Vance did not directly address that the mandate had been repealed under the Trump administration, but he did say that his running mate strengthened Obamacare “in a way that preserved people’s access to coverage who had preexisting conditions.”

“We currently have laws and regulations in place right now to protect people with preexisting conditions. We want to keep those regulations in place, but we also want to make the health insurance marketplace function a little bit better,” Vance said.

3. Walz highlights Biden administration record on Medicare drug price negotiations

Walz went to great lengths to give Harris credit for the ability of the Centers for Medicare and Medicaid Services to negotiate prescription drug prices with pharmaceutical companies directly, a key component of President Joe Biden’s Inflation Reduction Act. 

“Kamala Harris negotiated drug prices for the first time with Medicare,” Walz said. “We have 10 drugs that will come online, the most common ones that will be there.”

Under the Inflation Reduction Act plan, the CMS is able to set a price for the most expensive drugs for the Medicare Part D program, which covers patient-administered drugs. Pharmaceutical companies either must agree to the CMS price or pay high excise taxes to sell their products to Medicare patients. 

Negotiations do not necessarily cover the most common medications used by Medicare beneficiaries, as Walz claimed.

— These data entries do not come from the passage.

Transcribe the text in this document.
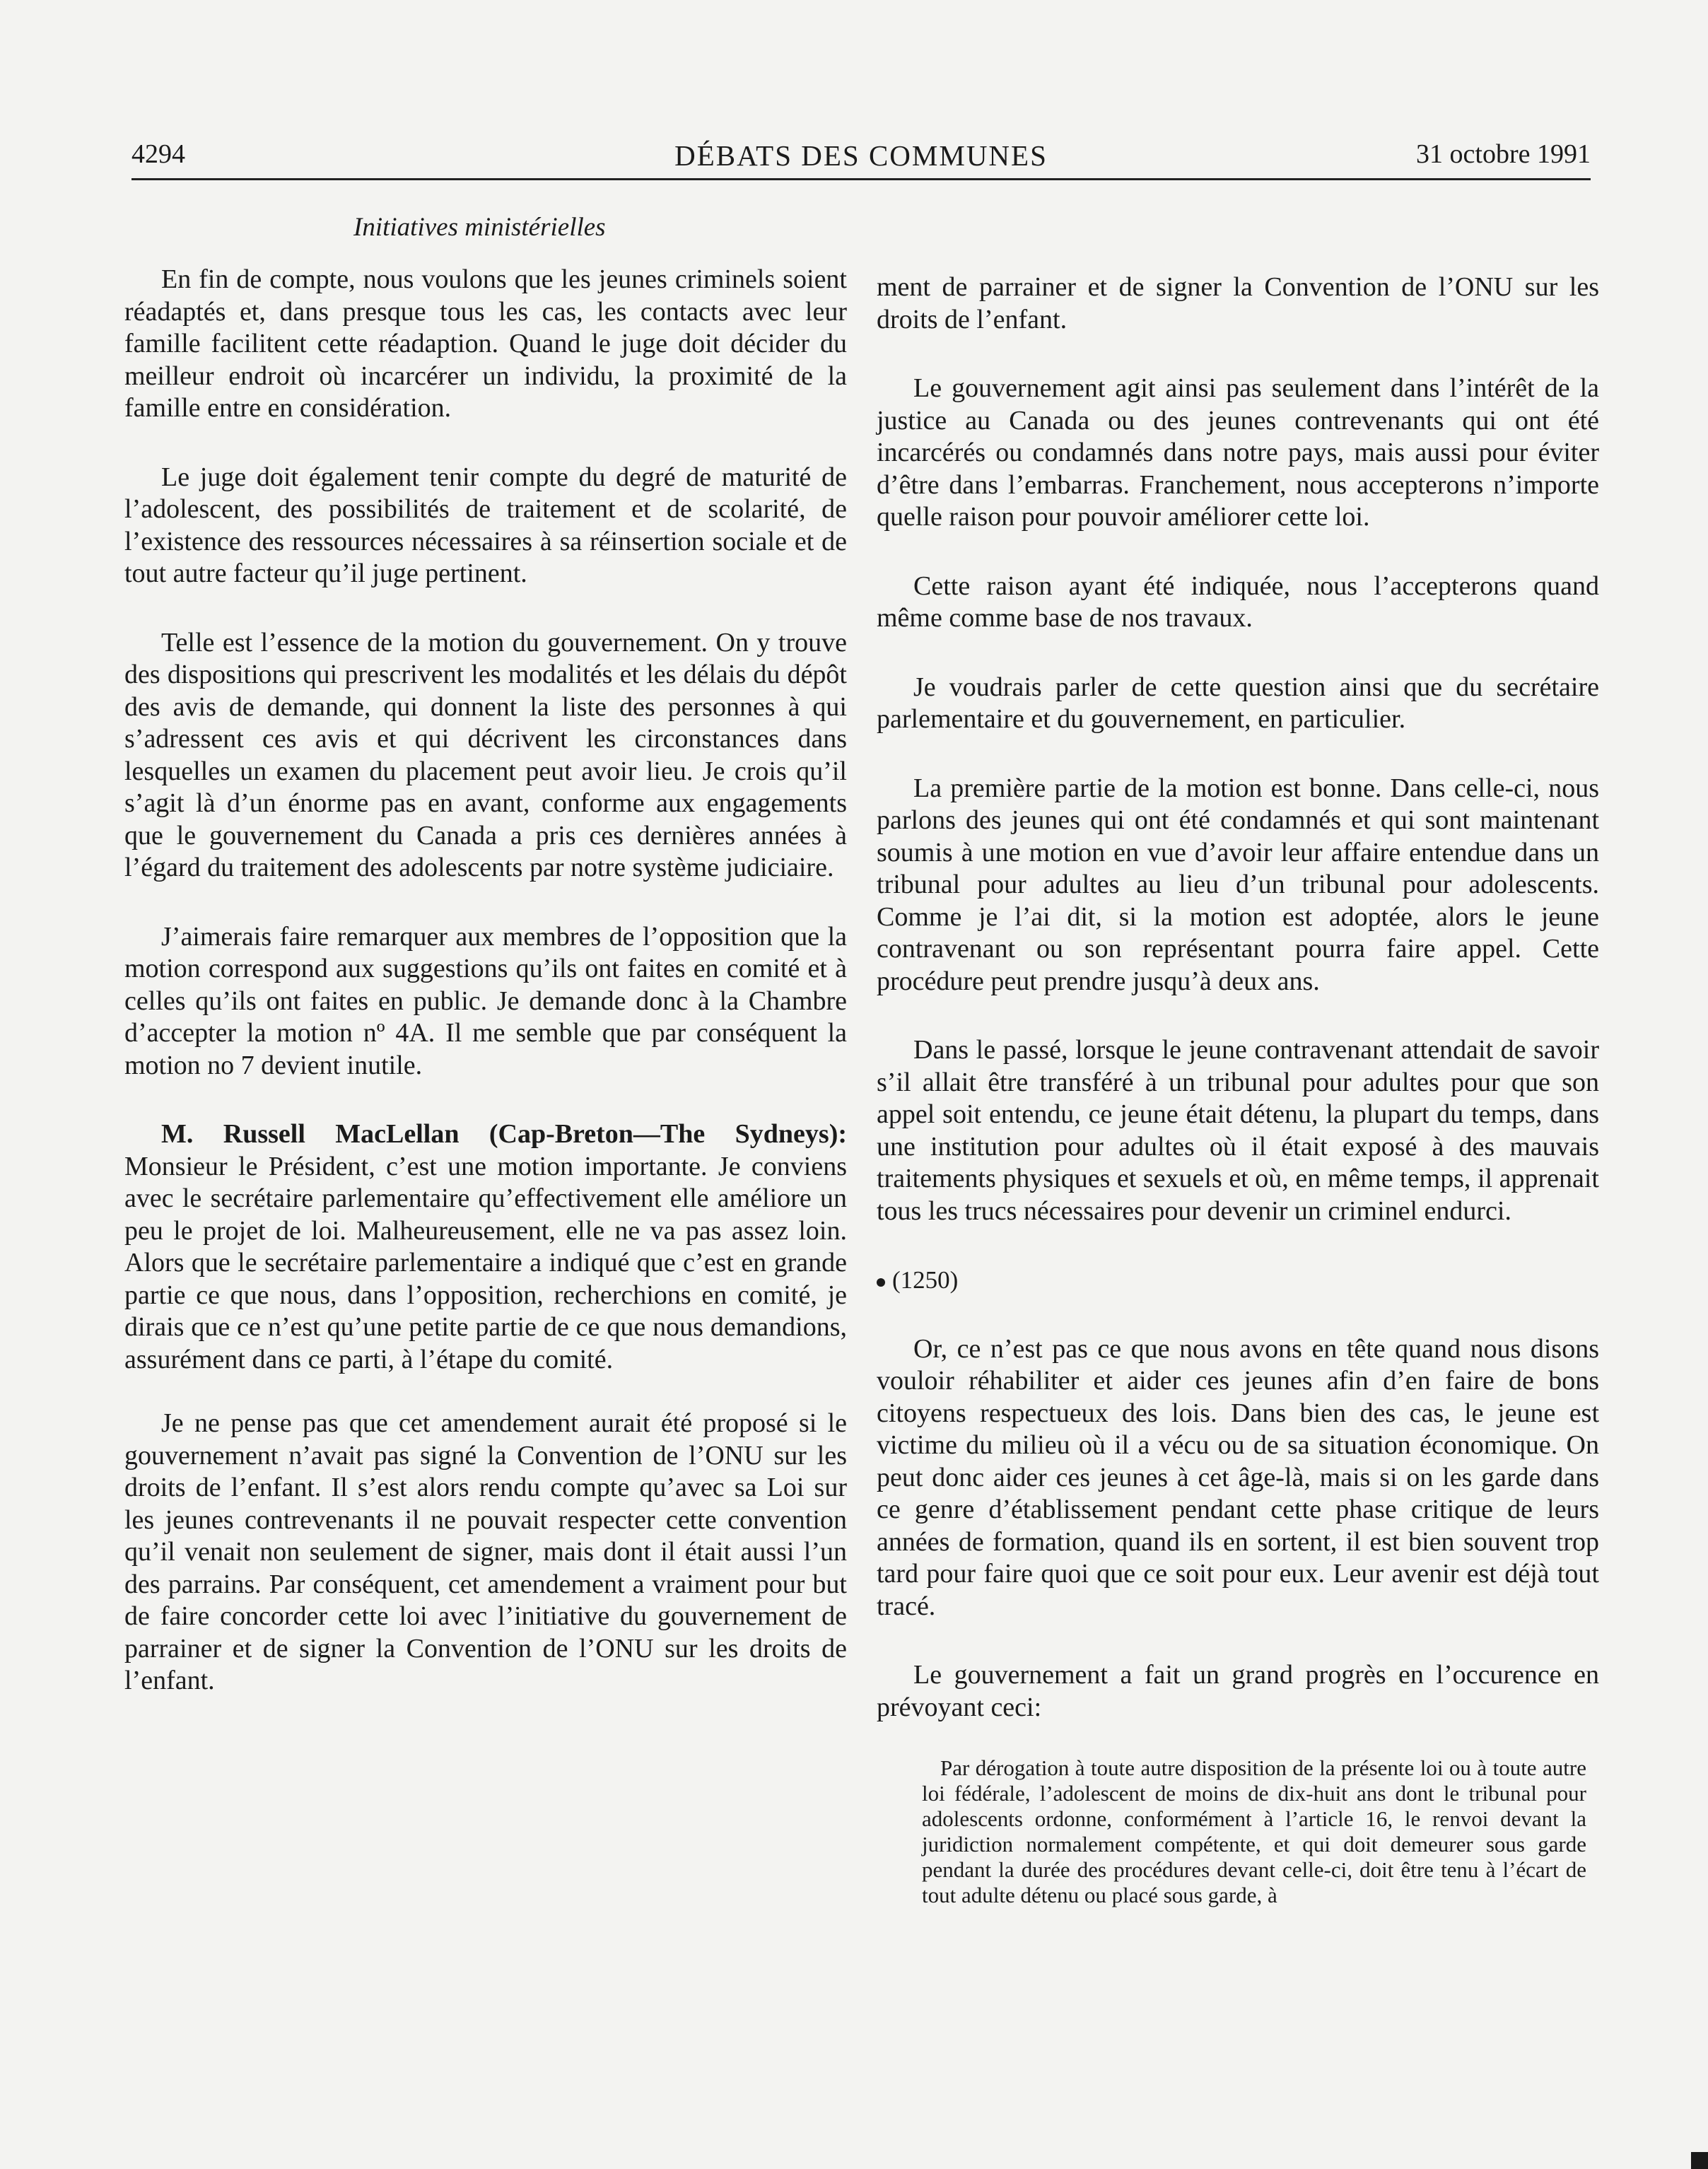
4294	DÉBATS DES COMMUNES	31 octobre 1991
Initiatives ministérielles

En fin de compte, nous voulons que les jeunes criminels soient réadaptés et, dans presque tous les cas, les contacts avec leur famille facilitent cette réadaption. Quand le juge doit décider du meilleur endroit où incarcérer un individu, la proximité de la famille entre en considération.

Le juge doit également tenir compte du degré de maturité de l’adolescent, des possibilités de traitement et de scolarité, de l’existence des ressources nécessaires à sa réinsertion sociale et de tout autre facteur qu’il juge pertinent.

Telle est l’essence de la motion du gouvernement. On y trouve des dispositions qui prescrivent les modalités et les délais du dépôt des avis de demande, qui donnent la liste des personnes à qui s’adressent ces avis et qui décrivent les circonstances dans lesquelles un examen du placement peut avoir lieu. Je crois qu’il s’agit là d’un énorme pas en avant, conforme aux engagements que le gouvernement du Canada a pris ces dernières années à l’égard du traitement des adolescents par notre système judiciaire.

J’aimerais faire remarquer aux membres de l’opposition que la motion correspond aux suggestions qu’ils ont faites en comité et à celles qu’ils ont faites en public. Je demande donc à la Chambre d’accepter la motion nº 4A. Il me semble que par conséquent la motion no 7 devient inutile.

M. Russell MacLellan (Cap-Breton—The Sydneys): Monsieur le Président, c’est une motion importante. Je conviens avec le secrétaire parlementaire qu’effectivement elle améliore un peu le projet de loi. Malheureusement, elle ne va pas assez loin. Alors que le secrétaire parlementaire a indiqué que c’est en grande partie ce que nous, dans l’opposition, recherchions en comité, je dirais que ce n’est qu’une petite partie de ce que nous demandions, assurément dans ce parti, à l’étape du comité.

Je ne pense pas que cet amendement aurait été proposé si le gouvernement n’avait pas signé la Convention de l’ONU sur les droits de l’enfant. Il s’est alors rendu compte qu’avec sa Loi sur les jeunes contrevenants il ne pouvait respecter cette convention qu’il venait non seulement de signer, mais dont il était aussi l’un des parrains. Par conséquent, cet amendement a vraiment pour but de faire concorder cette loi avec l’initiative du gouvernement de parrainer et de signer la Convention de l’ONU sur les droits de l’enfant.

ment de parrainer et de signer la Convention de l’ONU sur les droits de l’enfant.

Le gouvernement agit ainsi pas seulement dans l’intérêt de la justice au Canada ou des jeunes contrevenants qui ont été incarcérés ou condamnés dans notre pays, mais aussi pour éviter d’être dans l’embarras. Franchement, nous accepterons n’importe quelle raison pour pouvoir améliorer cette loi.

Cette raison ayant été indiquée, nous l’accepterons quand même comme base de nos travaux.

Je voudrais parler de cette question ainsi que du secrétaire parlementaire et du gouvernement, en particulier.

La première partie de la motion est bonne. Dans celle-ci, nous parlons des jeunes qui ont été condamnés et qui sont maintenant soumis à une motion en vue d’avoir leur affaire entendue dans un tribunal pour adultes au lieu d’un tribunal pour adolescents. Comme je l’ai dit, si la motion est adoptée, alors le jeune contravenant ou son représentant pourra faire appel. Cette procédure peut prendre jusqu’à deux ans.

Dans le passé, lorsque le jeune contravenant attendait de savoir s’il allait être transféré à un tribunal pour adultes pour que son appel soit entendu, ce jeune était détenu, la plupart du temps, dans une institution pour adultes où il était exposé à des mauvais traitements physiques et sexuels et où, en même temps, il apprenait tous les trucs nécessaires pour devenir un criminel endurci.

(1250)

Or, ce n’est pas ce que nous avons en tête quand nous disons vouloir réhabiliter et aider ces jeunes afin d’en faire de bons citoyens respectueux des lois. Dans bien des cas, le jeune est victime du milieu où il a vécu ou de sa situation économique. On peut donc aider ces jeunes à cet âge-là, mais si on les garde dans ce genre d’établissement pendant cette phase critique de leurs années de formation, quand ils en sortent, il est bien souvent trop tard pour faire quoi que ce soit pour eux. Leur avenir est déjà tout tracé.

Le gouvernement a fait un grand progrès en l’occurence en prévoyant ceci:

Par dérogation à toute autre disposition de la présente loi ou à toute autre loi fédérale, l’adolescent de moins de dix-huit ans dont le tribunal pour adolescents ordonne, conformément à l’article 16, le renvoi devant la juridiction normalement compétente, et qui doit demeurer sous garde pendant la durée des procédures devant celle-ci, doit être tenu à l’écart de tout adulte détenu ou placé sous garde, à
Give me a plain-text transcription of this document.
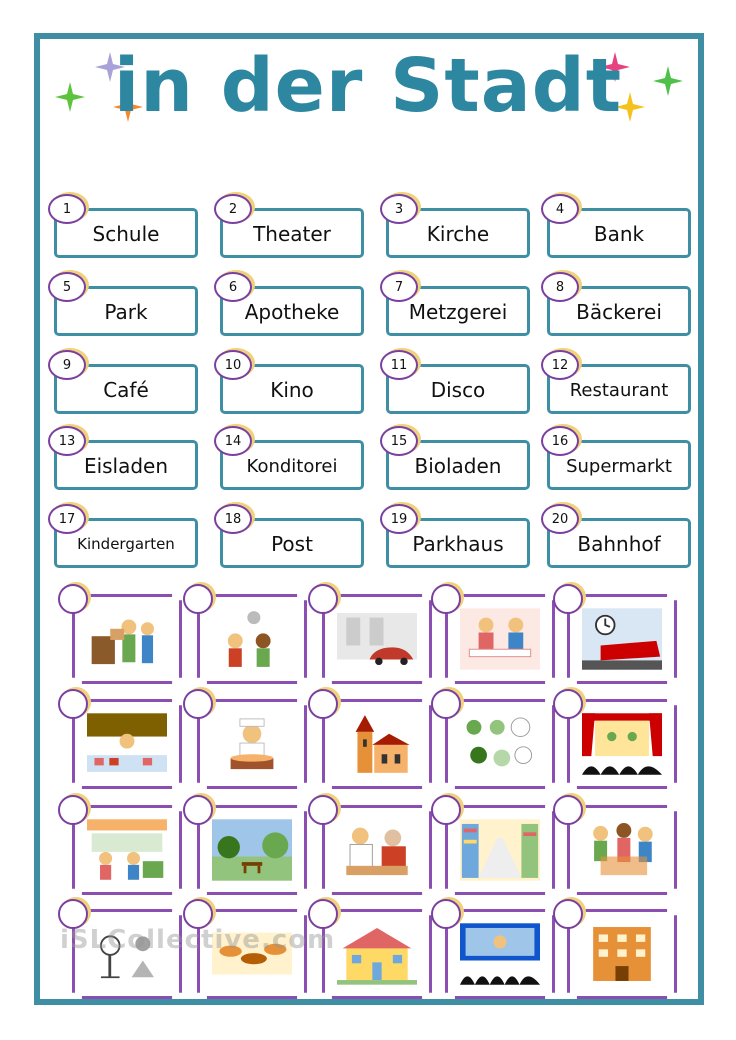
in der Stadt
Schule
1
Theater
2
Kirche
3
Bank
4
Park
5
Apotheke
6
Metzgerei
7
Bäckerei
8
Café
9
Kino
10
Disco
11
Restaurant
12
Eisladen
13
Konditorei
14
Bioladen
15
Supermarkt
16
Kindergarten
17
Post
18
Parkhaus
19
Bahnhof
20
iSLCollective.com
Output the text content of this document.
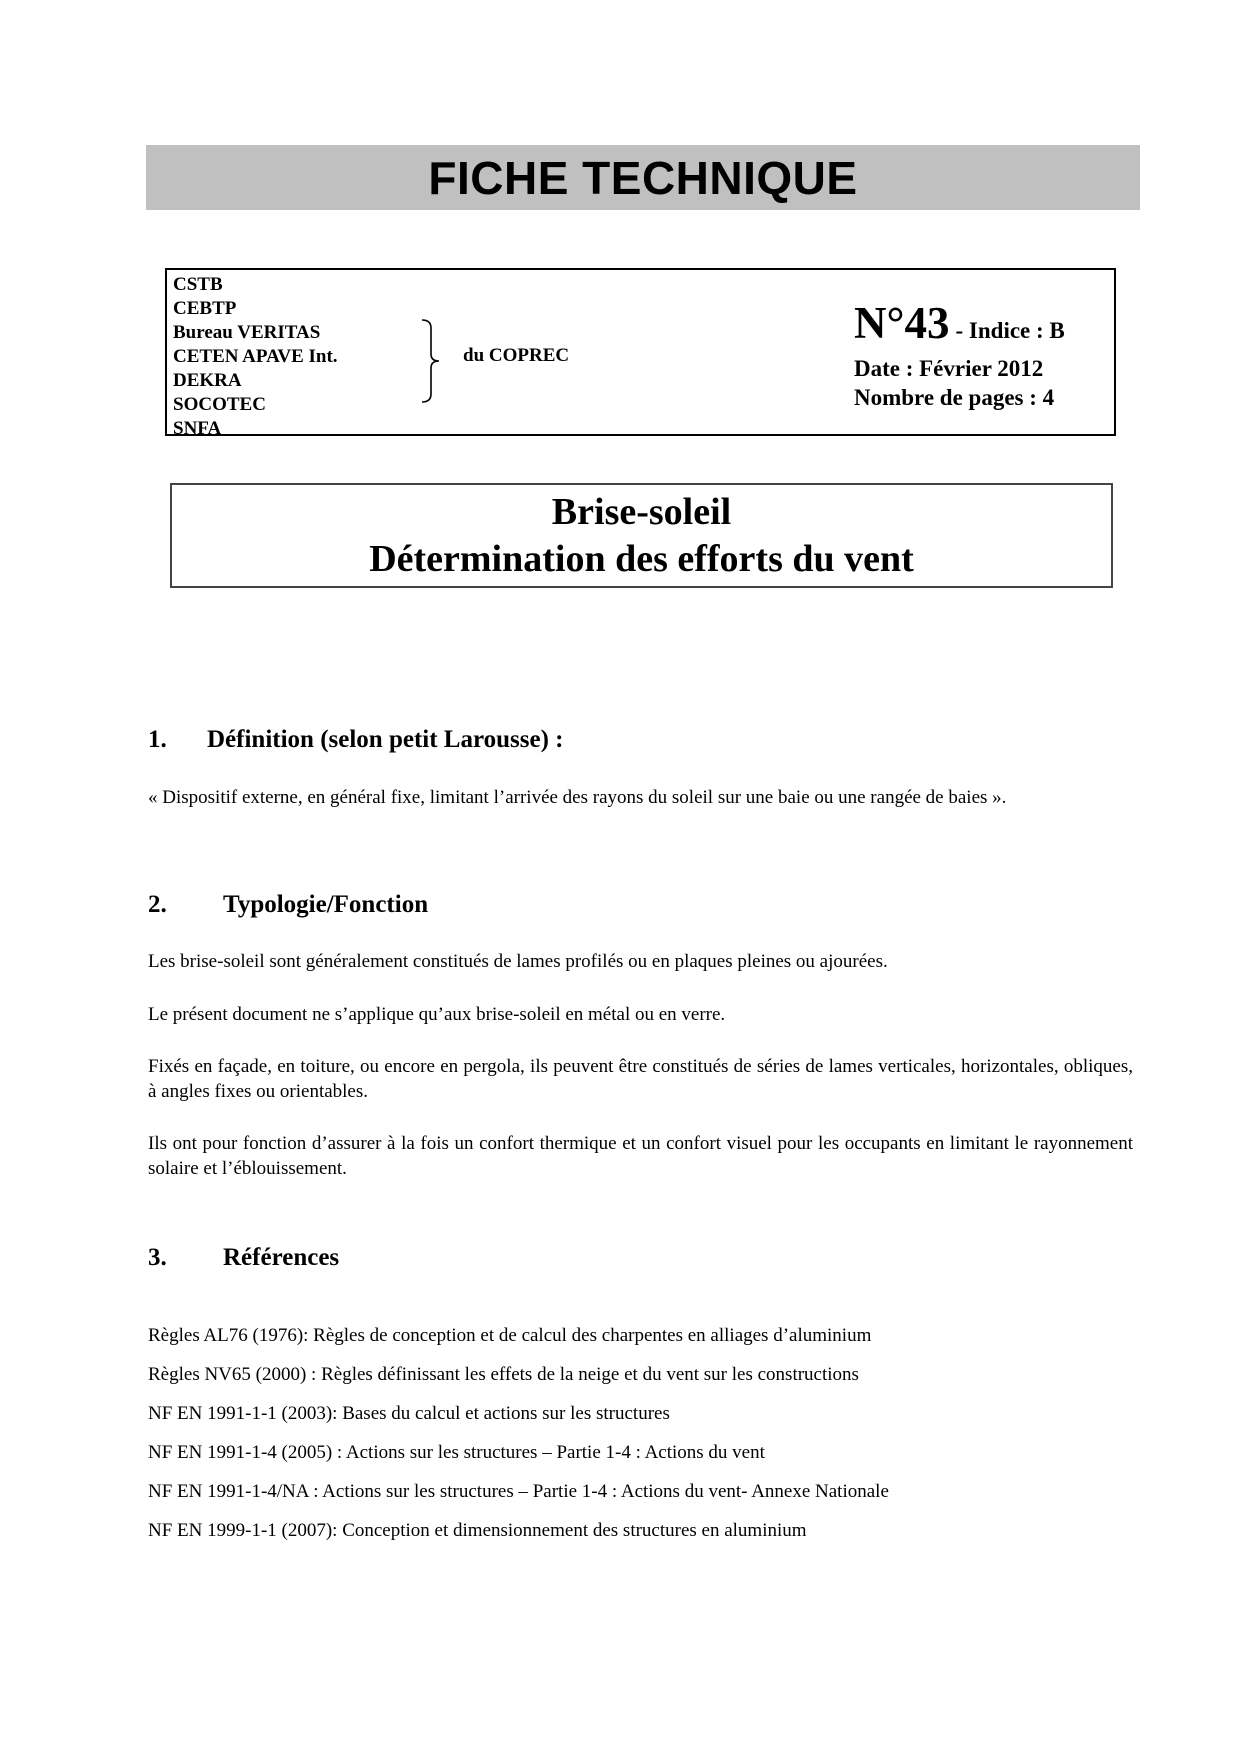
FICHE TECHNIQUE
CSTB
CEBTP
Bureau VERITAS
CETEN APAVE Int.
DEKRA
SOCOTEC
SNFA
du COPREC
N°43 - Indice : B
Date : Février 2012
Nombre de pages : 4
Brise-soleil
Détermination des efforts du vent
1. Définition (selon petit Larousse) :

« Dispositif externe, en général fixe, limitant l’arrivée des rayons du soleil sur une baie ou une rangée de baies ».

2. Typologie/Fonction

Les brise-soleil sont généralement constitués de lames profilés ou en plaques pleines ou ajourées.

Le présent document ne s’applique qu’aux brise-soleil en métal ou en verre.

Fixés en façade, en toiture, ou encore en pergola, ils peuvent être constitués de séries de lames verticales, horizontales, obliques, à angles fixes ou orientables.

Ils ont pour fonction d’assurer à la fois un confort thermique et un confort visuel pour les occupants en limitant le rayonnement solaire et l’éblouissement.

3. Références
Règles AL76 (1976): Règles de conception et de calcul des charpentes en alliages d’aluminium
Règles NV65 (2000) : Règles définissant les effets de la neige et du vent sur les constructions
NF EN 1991-1-1 (2003): Bases du calcul et actions sur les structures
NF EN 1991-1-4 (2005) : Actions sur les structures – Partie 1-4 : Actions du vent
NF EN 1991-1-4/NA : Actions sur les structures – Partie 1-4 : Actions du vent- Annexe Nationale
NF EN 1999-1-1 (2007): Conception et dimensionnement des structures en aluminium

The new prices for the 10 drugs selected this year for the program are slated to take effect in 2026, resulting in an estimated $1.5 billion in lower out-of-pocket costs for beneficiaries that year.

Vance wanted to comment on the drug price negotiation program, but the CBS News moderators cut the conversation short to move on to other topics.

Harris has lauded on the campaign trail that she was the tiebreaking vote in the Senate to pass the Inflation Reduction Act in 2022, and she has promised to accelerate the pace of negotiations for the successive rounds of negotiations to take place each year.

Vance has a history of being a strong proponent of allowing Medicare and private prescription buyers to negotiate drug prices with the pharmaceutical industry directly, a touch of his economic populism that breaks with the conservative orthodoxy of the GOP.

CLICK HERE TO READ MORE FROM THE WASHINGTON EXAMINER

But voters from both sides of the aisle are largely unaware of the details of the current arrangement under the Inflation Reduction Act despite the Harris-Walz campaign’s reliance on the achievement. 

Polls from September found that nearly two-thirds of voters were unaware that the law allowed for Medicare to negotiate the price of prescriptions, including 65% of seniors over age 65, who are generally covered by Medicare.